Because they're all related to each other!
It pains me to say it but the people of Barnsley are much friendlier and more welcoming than those in my beloved Rotherham.
This isn't a one off, time and time again, I have had this reinforced with my regular visits there.
Take the train station and the surrounding cafes in Barnsley...the staff can't do enough for you. Good old Yorkshire hospitality.

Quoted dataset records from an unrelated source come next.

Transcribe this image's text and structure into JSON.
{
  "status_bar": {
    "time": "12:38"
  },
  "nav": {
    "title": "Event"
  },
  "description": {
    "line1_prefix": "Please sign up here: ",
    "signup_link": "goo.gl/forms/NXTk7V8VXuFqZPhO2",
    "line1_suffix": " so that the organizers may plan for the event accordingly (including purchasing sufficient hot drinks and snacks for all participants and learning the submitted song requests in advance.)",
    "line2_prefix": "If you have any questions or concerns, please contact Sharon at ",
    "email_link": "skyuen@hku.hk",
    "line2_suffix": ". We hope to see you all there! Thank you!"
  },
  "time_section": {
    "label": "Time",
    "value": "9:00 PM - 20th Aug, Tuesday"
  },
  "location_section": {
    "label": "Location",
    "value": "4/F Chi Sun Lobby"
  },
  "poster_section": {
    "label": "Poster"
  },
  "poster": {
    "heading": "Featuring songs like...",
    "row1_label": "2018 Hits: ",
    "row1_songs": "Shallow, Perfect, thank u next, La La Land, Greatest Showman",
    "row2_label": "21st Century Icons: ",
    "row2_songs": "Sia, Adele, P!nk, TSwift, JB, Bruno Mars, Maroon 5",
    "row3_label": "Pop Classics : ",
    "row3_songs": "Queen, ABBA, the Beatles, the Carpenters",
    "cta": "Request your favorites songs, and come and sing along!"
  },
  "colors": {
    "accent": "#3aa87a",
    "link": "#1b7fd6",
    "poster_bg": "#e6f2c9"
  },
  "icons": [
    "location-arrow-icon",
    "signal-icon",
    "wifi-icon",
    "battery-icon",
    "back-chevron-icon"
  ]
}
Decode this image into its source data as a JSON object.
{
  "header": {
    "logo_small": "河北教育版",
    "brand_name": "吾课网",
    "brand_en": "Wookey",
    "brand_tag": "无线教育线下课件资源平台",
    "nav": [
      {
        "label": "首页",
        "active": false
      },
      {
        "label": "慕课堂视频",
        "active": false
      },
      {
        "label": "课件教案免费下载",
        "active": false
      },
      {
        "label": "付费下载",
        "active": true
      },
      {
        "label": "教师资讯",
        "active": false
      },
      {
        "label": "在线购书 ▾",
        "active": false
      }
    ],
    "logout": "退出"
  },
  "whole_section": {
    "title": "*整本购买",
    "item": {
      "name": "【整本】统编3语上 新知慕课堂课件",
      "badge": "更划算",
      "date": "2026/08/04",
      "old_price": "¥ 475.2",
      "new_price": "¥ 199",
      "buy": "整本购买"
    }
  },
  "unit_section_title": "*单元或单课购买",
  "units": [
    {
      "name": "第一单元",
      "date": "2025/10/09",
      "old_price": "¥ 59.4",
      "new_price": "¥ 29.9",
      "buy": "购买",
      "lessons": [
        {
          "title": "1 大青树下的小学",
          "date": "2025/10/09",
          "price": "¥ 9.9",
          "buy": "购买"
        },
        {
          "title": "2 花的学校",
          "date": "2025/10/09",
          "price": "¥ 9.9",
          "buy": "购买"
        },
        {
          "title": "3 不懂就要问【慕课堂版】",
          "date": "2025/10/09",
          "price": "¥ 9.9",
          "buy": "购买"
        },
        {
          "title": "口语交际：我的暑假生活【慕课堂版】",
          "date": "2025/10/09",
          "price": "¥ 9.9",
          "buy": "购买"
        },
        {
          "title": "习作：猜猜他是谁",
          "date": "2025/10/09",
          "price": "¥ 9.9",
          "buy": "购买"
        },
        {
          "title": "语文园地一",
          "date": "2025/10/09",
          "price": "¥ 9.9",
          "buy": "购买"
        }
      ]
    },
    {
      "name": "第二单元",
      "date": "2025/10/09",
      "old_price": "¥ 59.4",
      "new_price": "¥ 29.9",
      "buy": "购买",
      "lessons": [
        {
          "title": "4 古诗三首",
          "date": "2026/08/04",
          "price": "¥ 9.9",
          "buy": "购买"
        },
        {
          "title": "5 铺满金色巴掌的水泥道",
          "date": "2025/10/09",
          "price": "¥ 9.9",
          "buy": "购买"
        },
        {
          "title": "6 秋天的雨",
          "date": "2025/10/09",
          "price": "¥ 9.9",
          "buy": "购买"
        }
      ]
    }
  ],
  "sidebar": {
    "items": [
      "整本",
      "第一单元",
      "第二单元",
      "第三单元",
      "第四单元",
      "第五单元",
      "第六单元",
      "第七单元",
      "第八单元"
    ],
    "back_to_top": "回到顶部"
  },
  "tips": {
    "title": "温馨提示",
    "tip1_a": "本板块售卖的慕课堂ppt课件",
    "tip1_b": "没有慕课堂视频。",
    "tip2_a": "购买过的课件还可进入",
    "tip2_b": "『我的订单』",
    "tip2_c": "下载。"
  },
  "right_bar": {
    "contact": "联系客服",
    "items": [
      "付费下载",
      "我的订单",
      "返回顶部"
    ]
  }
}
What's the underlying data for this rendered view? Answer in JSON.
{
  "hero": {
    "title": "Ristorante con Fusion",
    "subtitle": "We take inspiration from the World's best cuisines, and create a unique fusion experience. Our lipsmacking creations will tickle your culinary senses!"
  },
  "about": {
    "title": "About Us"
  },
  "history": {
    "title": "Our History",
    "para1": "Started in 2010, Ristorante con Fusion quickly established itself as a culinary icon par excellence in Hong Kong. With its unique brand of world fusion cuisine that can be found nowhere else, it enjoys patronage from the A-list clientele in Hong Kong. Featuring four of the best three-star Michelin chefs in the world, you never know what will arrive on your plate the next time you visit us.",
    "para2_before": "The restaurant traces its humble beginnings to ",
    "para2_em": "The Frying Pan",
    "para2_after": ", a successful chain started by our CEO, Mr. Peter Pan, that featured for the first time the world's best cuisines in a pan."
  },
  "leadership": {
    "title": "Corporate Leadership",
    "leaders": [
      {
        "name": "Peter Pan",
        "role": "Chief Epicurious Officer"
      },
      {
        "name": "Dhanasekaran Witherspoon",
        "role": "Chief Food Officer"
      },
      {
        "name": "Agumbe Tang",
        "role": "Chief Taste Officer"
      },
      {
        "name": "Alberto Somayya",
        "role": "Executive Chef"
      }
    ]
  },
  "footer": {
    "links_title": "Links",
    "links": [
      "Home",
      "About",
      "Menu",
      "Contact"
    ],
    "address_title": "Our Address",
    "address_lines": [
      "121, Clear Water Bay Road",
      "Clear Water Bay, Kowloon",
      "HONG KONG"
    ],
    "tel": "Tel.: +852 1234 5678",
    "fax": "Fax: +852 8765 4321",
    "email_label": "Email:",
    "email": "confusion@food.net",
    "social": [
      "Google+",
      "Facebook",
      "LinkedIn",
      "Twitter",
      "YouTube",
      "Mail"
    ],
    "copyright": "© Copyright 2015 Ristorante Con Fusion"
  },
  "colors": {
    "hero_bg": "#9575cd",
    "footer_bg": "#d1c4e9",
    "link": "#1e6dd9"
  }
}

Compare this with the monosyllabic grunts who work in Rotherham's train station/bus station who look offended if you ask them a question....or the hatchet faced old crones who throw a sausage roll in your direction, should you have the audacity to order one from a Rotherham cafe.
What is the reason for this? There is not much difference economically between Rotherham and Barnsley so how come there is such a huge difference in manners, courtesy and decency?
Because they're all related to each other!
As usual, IBS, you have your finger right on the local pulse. Barnsley has long been known as the friendliest town in South Yorks and in one survey 93% of residents considered it "very friendly" - the figure for Rotherham was 54%. Interestingly, back in the late 1990s the Council For the Protection of Rural England did a survey which showed that on average only 115 left Barnsley each year, the lowest figure for any town in England. Keep up the good work and ignore the miserabilists - hardly any of them live in Rotherham anyway.
I was there yesterday, full of smackheads begging for rollups.
Is way busier than Rotherham town centre though.
No, I don't IBS. Up here Ulverston and Keswick are warm and friendly towns while you might well get assaulted on a day out in Lancaster or Morecambe. Rotherham was never friendly; if you got home after a night out without some yob wanting a scrap you were doing well when I lived there.